Researchers from the Embedded Machine Learning CD-Lab at ICT introduce a technique for synthesizing electric circuits which can be used for analog neural network inference. With the proposed technique it’s possible to perform audio classification with the speed of the electric current.
Link to preprint:
https://jantsch.se/AxelJantsch/papers/2025/MatthiasBittner-AnalogSSM.pdf, opens an external URL in a new window
Link to conference/workshop:
https://sites.google.com/view/dl-meets-nh-25, opens an external URL in a new window
At the forthcoming third international workshop on "Deep Learning meets Neuromorphic Hardware", co-located with ECMLPKDD’25 researchers from TU Wien’s Christian Doppler Laboratory for Embedded Machine Learning will present AnalogSSM, a State Space Model (SSM) based Neural Network layer which can be converted into and electric circuit for analog Neural Network inference.

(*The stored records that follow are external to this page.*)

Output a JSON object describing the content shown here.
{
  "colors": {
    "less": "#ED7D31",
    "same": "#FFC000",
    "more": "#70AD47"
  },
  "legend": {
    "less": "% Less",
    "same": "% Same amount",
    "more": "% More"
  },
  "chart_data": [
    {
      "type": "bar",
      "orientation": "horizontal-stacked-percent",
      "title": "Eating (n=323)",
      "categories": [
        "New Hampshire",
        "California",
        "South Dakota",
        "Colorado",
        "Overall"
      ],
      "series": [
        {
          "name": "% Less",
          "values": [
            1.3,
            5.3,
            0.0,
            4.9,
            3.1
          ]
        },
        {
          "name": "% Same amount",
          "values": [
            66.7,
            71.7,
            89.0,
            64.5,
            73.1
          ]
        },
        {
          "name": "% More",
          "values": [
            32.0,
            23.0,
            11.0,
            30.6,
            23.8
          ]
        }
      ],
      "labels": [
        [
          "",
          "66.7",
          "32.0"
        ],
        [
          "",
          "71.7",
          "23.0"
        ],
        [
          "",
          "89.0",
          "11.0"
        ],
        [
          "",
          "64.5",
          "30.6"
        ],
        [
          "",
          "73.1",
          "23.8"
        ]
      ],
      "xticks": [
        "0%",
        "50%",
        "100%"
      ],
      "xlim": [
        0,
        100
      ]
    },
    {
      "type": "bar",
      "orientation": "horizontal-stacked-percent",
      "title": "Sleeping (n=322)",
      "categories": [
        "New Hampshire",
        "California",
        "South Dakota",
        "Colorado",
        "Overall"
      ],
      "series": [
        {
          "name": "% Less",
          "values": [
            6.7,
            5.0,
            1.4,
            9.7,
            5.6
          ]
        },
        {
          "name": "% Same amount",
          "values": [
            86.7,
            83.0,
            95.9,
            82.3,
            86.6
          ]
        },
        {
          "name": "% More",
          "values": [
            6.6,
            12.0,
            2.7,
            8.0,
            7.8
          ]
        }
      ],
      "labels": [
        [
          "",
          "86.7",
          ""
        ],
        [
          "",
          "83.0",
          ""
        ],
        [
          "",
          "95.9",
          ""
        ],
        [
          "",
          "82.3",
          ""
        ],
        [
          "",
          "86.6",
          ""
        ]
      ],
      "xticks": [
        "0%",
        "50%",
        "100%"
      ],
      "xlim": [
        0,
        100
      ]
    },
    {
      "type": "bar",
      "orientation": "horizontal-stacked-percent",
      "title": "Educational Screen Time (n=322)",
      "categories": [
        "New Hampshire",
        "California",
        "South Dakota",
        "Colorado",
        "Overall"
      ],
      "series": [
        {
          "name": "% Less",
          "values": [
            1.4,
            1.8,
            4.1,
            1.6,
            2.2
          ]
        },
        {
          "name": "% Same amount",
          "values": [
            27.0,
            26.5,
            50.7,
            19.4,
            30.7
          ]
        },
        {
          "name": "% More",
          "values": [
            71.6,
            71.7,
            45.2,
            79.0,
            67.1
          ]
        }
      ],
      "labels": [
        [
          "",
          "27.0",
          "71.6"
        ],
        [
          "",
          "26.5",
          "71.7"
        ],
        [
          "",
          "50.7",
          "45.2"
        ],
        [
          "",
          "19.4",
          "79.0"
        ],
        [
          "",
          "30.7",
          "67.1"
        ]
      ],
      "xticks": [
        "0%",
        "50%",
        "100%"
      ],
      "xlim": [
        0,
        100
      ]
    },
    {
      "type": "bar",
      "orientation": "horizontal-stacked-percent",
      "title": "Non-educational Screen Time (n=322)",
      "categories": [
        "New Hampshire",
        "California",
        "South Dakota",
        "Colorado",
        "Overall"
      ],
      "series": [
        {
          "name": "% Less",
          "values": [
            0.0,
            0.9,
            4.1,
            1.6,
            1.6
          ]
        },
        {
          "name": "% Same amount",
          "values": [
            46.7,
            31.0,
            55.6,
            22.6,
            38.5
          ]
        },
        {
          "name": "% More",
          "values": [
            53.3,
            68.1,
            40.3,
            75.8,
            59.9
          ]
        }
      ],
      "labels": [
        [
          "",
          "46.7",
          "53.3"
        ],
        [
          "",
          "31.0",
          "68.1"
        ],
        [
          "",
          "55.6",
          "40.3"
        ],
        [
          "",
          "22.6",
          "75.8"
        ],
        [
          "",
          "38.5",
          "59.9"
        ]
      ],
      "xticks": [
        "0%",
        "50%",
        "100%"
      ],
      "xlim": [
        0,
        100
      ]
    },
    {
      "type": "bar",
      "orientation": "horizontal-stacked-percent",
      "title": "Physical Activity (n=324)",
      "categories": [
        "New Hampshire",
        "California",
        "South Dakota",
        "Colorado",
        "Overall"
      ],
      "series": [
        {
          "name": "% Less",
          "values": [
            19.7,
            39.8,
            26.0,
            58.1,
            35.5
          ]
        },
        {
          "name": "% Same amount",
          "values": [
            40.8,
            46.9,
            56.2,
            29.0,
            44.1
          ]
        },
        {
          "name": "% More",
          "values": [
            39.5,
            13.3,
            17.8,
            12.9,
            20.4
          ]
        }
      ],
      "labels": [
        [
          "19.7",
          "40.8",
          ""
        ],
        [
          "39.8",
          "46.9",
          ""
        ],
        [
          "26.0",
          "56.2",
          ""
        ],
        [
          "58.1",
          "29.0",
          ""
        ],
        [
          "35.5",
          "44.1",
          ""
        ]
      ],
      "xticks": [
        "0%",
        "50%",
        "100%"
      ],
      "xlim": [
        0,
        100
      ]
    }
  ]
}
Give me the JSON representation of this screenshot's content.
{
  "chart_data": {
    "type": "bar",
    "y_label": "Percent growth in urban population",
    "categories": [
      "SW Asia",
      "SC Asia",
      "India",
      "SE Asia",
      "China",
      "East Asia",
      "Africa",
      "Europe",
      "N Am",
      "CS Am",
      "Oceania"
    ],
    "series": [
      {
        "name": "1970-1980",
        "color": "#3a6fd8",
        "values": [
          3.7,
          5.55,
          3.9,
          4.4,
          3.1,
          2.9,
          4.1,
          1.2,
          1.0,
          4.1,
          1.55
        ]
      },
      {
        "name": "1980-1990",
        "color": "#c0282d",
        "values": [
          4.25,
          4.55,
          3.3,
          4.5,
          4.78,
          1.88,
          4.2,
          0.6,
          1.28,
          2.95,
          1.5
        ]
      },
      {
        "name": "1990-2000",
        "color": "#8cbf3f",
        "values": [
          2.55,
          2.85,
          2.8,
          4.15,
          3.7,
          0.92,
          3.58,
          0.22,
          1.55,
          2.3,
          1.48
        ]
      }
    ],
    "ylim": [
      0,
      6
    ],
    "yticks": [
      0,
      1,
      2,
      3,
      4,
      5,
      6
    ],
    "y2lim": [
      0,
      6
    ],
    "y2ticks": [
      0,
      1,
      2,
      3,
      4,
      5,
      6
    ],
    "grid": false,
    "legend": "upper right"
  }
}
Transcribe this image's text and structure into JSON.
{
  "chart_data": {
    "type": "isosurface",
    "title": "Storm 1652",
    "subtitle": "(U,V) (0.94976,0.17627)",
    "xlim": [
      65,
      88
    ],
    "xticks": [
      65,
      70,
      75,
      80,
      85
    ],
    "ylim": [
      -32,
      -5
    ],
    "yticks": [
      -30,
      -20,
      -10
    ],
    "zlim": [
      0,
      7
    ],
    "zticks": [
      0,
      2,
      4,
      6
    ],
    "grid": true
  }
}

Neural networks based on (SSMs) have shown good performance on long sequence modeling tasks, such as raw audio classification. So far, their continuous-time parameter representation has not been used for analog neural network computing. We propose to synthesize electric circuits that replicate the inputoutput behavior of
the continuous-time transfer function defined by the learned SSM parameters. The presented AnalogSSM is modeled as a diagonal and real-valued SSM architecture that can be converted into a purely analog electric circuit representation consisting of adder/subtraction, first-order low-pass, and rectifier operational amplifier circuits. Targeting hotword detection based on the Google Speech Commands dataset, we evaluate three model configurations ranging from 0.15k–1.3k parameters. Achieving, on average, over ten individual hotwords, an accuracy range of 84.5%–90.8%
with discrete models in PyTorch. The synthesized electric circuits are simulated and evaluated with LTspice. On average, we observe accuracy drops of 2.9pp with the continuous-time analog circuits only consisting of 70–238 operational amplifiers.